Step two: Season with salt and pepper.

Step three: In a large, hot, cast iron pan, lay your breast halves fat side down and heat over medium-high until the fat has rendered. Your duck will be swimming in fat at this point, and the fat layer will be golden brown. The top of your duck, though, will still look pretty raw.

Step four: Stick the whole pan in the oven at 375F until the internal temp registers about 135F. The final product, after being turned over, will look like this: This is half of a whole breast. Or one of the duck’s titties, if you prefer to think of it that way…as I do.

Step five: Rest for 10 minutes on a cutting board and slice thinly. You can keep one of the breast halves unsliced, wrapped tightly for another meal.

Step six: Make a chimichurri sauce.

-1 lemon, zested and juiced
-3 cloves garlic
-1/4 C red wine vinegar
-1/2 C olive oil
pinch red chili flakes
pinch kosher salt
1 C fresh parsley
1/4 C fresh cilantro

Pulse it all in your food processor or blender to make a pesto-like sauce. Taste it and add salt, oil, or vinegar to taste. If it’s too loose (heh), just add some more parsley.

Chimichurri sauce is good on damned near everything, but really shines on red meat. Argentinians eat it with steak all the time, and for good reason.
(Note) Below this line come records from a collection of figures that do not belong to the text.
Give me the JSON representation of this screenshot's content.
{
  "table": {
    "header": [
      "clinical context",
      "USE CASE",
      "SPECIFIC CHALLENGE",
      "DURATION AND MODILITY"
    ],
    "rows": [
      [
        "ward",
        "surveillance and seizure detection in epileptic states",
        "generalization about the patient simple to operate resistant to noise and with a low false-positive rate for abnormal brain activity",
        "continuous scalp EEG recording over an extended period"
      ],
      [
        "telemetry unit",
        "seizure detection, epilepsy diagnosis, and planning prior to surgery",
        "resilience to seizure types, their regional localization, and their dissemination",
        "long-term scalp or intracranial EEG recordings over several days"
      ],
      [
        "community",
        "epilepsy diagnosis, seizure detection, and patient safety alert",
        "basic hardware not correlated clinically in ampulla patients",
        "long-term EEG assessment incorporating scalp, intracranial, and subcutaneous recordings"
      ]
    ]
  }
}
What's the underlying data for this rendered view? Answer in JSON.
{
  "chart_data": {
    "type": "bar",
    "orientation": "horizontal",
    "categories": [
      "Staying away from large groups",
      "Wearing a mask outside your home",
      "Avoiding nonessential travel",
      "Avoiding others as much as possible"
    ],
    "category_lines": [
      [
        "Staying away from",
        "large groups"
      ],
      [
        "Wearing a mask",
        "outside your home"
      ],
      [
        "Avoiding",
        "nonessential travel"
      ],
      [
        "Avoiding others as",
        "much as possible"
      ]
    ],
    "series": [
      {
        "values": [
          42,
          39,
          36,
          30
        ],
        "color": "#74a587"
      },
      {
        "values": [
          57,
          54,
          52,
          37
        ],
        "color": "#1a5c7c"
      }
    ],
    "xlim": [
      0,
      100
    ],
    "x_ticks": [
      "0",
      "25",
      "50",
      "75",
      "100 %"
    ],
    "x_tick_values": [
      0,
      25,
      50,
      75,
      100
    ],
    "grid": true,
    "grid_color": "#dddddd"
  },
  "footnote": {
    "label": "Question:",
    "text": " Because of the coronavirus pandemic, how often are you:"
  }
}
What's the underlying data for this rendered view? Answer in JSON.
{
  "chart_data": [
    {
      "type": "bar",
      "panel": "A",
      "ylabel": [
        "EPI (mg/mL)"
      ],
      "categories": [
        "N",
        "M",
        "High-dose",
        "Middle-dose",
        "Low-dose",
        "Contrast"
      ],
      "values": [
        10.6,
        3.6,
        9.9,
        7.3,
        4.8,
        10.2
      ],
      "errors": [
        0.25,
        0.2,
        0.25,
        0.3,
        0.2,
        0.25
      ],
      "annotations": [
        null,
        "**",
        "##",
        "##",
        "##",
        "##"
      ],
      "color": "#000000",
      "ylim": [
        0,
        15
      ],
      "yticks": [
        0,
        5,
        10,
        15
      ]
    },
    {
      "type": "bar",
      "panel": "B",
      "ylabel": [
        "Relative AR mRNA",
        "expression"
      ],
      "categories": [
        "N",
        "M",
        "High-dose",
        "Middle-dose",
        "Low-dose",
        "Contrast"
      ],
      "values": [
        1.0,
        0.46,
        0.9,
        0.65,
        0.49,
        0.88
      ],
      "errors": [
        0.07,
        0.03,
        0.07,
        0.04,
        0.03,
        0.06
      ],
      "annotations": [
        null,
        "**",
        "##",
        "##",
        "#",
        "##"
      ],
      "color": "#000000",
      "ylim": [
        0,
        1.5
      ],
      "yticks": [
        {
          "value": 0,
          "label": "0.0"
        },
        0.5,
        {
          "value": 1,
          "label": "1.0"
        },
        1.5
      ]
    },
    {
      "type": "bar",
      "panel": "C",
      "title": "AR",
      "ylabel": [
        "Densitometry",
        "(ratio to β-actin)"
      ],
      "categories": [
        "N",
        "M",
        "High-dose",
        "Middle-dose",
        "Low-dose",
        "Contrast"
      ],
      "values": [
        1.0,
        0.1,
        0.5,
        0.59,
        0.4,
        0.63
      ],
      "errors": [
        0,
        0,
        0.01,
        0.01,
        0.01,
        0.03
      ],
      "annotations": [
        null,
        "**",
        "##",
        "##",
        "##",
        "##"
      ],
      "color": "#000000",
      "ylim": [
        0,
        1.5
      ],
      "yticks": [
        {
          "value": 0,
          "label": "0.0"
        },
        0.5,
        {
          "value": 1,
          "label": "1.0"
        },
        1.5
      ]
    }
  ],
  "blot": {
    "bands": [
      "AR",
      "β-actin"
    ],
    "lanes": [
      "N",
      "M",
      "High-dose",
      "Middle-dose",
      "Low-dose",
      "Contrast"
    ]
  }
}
A duck is just a steak that flies, if you ask me. So they go together so much better than I could have even predicted. Wowza.

I also sliced up some tiny yellow potatoes from the farmer’s market and roasted them in the rendered duck fat. Honestly, there should be a whole post devoted to why potatoes and duck fat are best friends and lovers and dirty sex machines, but I have no time for that nonsense. I’ve got a business to run. A business of polishing my kitchen gadgets for packing!

The next night, I set up a fun “choose your own adventure” of Philly cheese steak for Chris. He brought out the meat slicer, and I sliced up onions, jalapenos, sweet banana peppers (all from the farmer’s market). Then I sliced up some sharp, smelly provolone cheese. Finally I thinly sliced the leftover duck breast. A rough chop of a portobello (also from market), and a few store bought bolillo buns, and a small dish of minced garlic and it was go time.

I gave Chris a plate and a pair of tongs and told him to hit it up like he would at a Mongolian BBQ, loading his plate with his own pile of meat/veggies/garlic.

Mongolian BBQ is a great concept, but the finished product always tastes like a bag of spicy asses. This is probably due to cheap ingredients, weak sauces, and failure to layer flavors. So I hate them. But the idea of people getting to pick out their own ingredient ratio appeals to the controlling food beast in me. As long as all you’re doing is rolling out a quick saute or an omelet, this can be a great way to give everyone what they want, have them be involved in their own meal, and appeal to both vegetarians and meat-devotees in your group. Just be sure to use the slicer on the meat last, so you don’t have to clean it in between items.

All I did at that point was toast the bun with the provolone in the oven while I sauteed his veggies and meat together with a touch of butter, some salt, and a squirt of water toward the end (to keep it all moist and steamed through). Took about 3 minutes. I slid the filling onto the cheesy bun, mashed it together with a spatula, and handed it to my husband.

Please forgive the blurry photo. The other one I did without the flash, and it was too dark to work well.


And THAT is why I am the best wife/short order cook in the history of mankind.

It’s another example of why it’s so cheap to eat well. Market ingredients? $3. A whole duck bosom? $18 (and that’s a MAJOR luxury ingredient). Rolls? $2. Cheese? $4. So $26 for four dinner servings, plus two lunches. $13/day feeds two of us our major meals, when they include duck breast shipped from the Hudson Valley. Suck on that, Applebees/Red Robin/Fazolis.

2 thoughts on “Cheese your own adventure”

  1. I ate at Mongorian Grill once.
    I don't want to talk about it.

    Seriously? You can't eat do away with that ham in 2 weeks? Pssh. I would fuck the shit out of that ham in a fortnight, easy.

    You guys are pussies. Good luck with the move.